Inclusion des élèves en situation de handicap

 Le député LFI François Ruffin a pris à partie La République en marche, jeudi à l’Assemblée nationale, après le rejet préalable d’une proposition de loi LR pour « l’inclusion des élèves en situation de handicap ».

L’Assemblée nationale a retoqué jeudi une proposition de loi LR pour « l’inclusion des élèves en situation de handicap », le ministre de l’Education Jean-Michel Blanquer mettant en avant « le chemin » déjà pris par le gouvernement et une concertation à venir.
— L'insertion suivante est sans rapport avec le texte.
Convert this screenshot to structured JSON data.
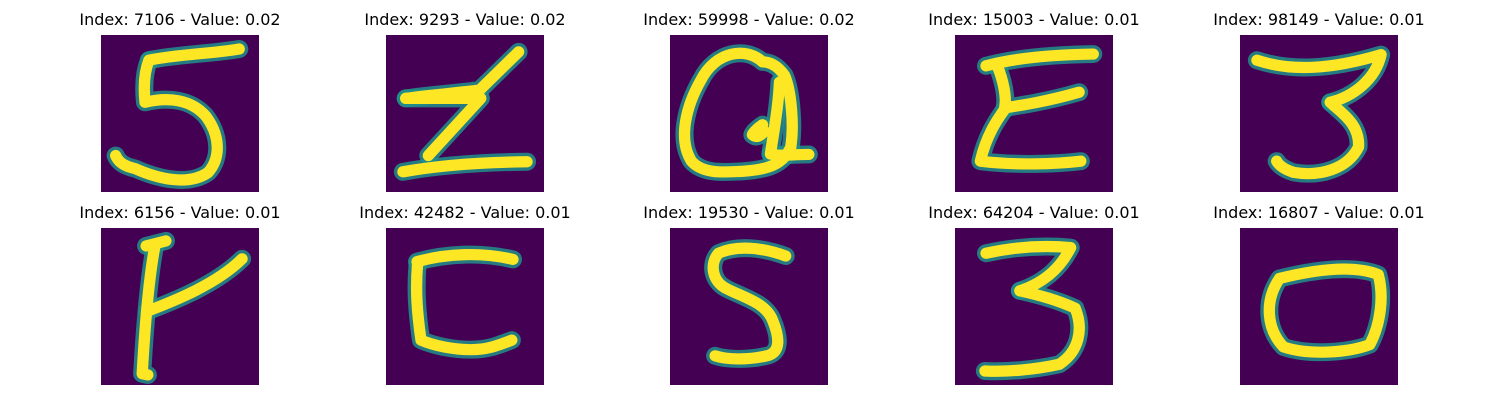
{
  "colors": {
    "background": "#440154",
    "stroke_mid": "#21918c",
    "stroke_core": "#fde725",
    "title_text": "#000000"
  },
  "grid": {
    "rows": 2,
    "columns": 5,
    "image_colormap": "viridis"
  },
  "panels": [
    {
      "title": "Index: 7106 - Value: 0.02",
      "glyph": "5"
    },
    {
      "title": "Index: 9293 - Value: 0.02",
      "glyph": "Z"
    },
    {
      "title": "Index: 59998 - Value: 0.02",
      "glyph": "Q"
    },
    {
      "title": "Index: 15003 - Value: 0.01",
      "glyph": "E"
    },
    {
      "title": "Index: 98149 - Value: 0.01",
      "glyph": "3"
    },
    {
      "title": "Index: 6156 - Value: 0.01",
      "glyph": "K"
    },
    {
      "title": "Index: 42482 - Value: 0.01",
      "glyph": "C"
    },
    {
      "title": "Index: 19530 - Value: 0.01",
      "glyph": "S"
    },
    {
      "title": "Index: 64204 - Value: 0.01",
      "glyph": "3"
    },
    {
      "title": "Index: 16807 - Value: 0.01",
      "glyph": "O"
    }
  ]
}
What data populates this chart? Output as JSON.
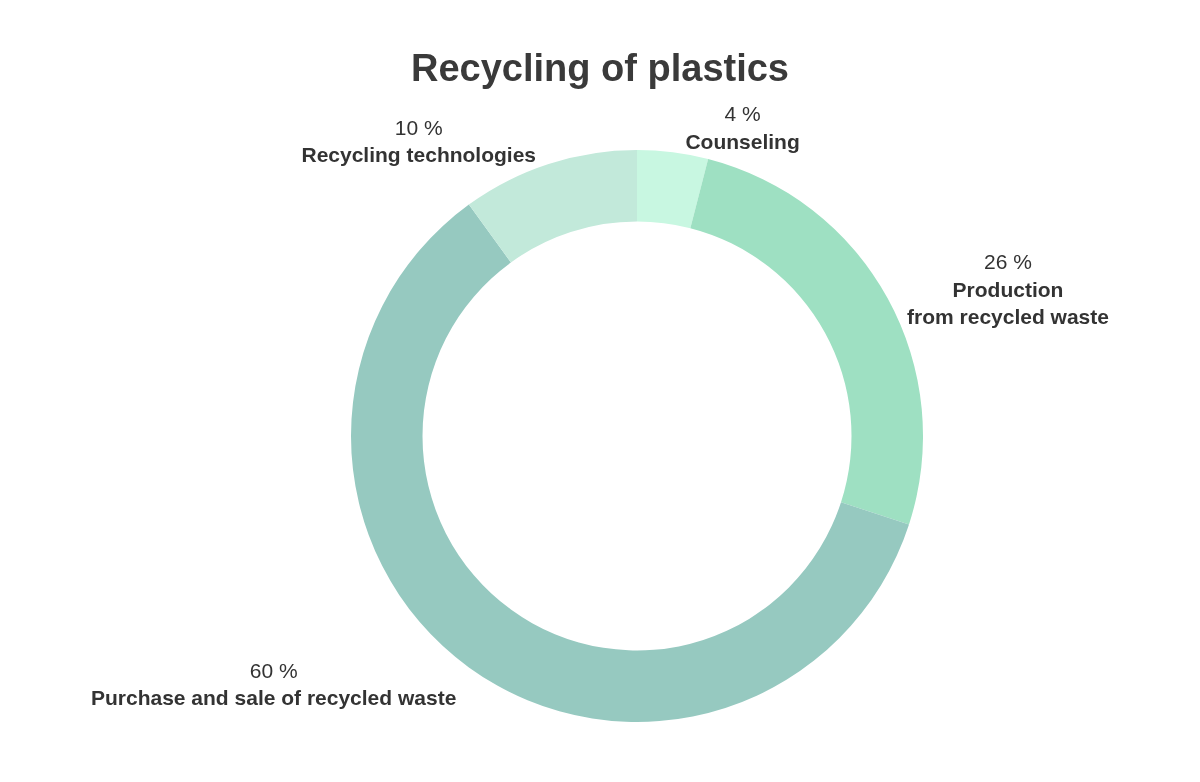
{
  "chart_data": {
    "type": "donut",
    "title": "Recycling of plastics",
    "categories": [
      "Counseling",
      "Production\nfrom recycled waste",
      "Purchase and sale of recycled waste",
      "Recycling technologies"
    ],
    "values": [
      4,
      26,
      60,
      10
    ],
    "value_labels": [
      "4 %",
      "26 %",
      "60 %",
      "10 %"
    ],
    "colors": [
      "#c8f7e1",
      "#9ee0c2",
      "#96c9c0",
      "#c2e9da"
    ],
    "legend": false
  }
}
Une décision qui a provoqué la colère du député insoumis François Ruffin, qui a pris à partie ses collègues d’En Marche dans l’hémicycle jeudi soir. « Vous n’avez pas honte? Honte de votre paresse? Honte de votre sectarisme? », leur a-t-il lancé, avant de les inviter à « mesurer leur déshonneur ».

La proposition de loi qui était présentée par Aurélien Pradié (LR) dans le cadre d’une « niche parlementaire » de son parti, prévoyait notamment un statut unique « d’accompagnant à l’inclusion scolaire », mieux rémunéré, pour les auxiliaires de vie scolaire (AVS) ou les accompagnants des élèves en situation de handicap (AESH). Elle visait aussi à « décloisonner » l’accompagnement entre scolaire et périscolaire. Ce texte « n’est pas parfait », a déclaré jeudi François Ruffin, assurant que les Insoumis, comme « les communistes, les socialistes, les UDI et les Républicains » avaient déposé « des tas d’amendements en commission ».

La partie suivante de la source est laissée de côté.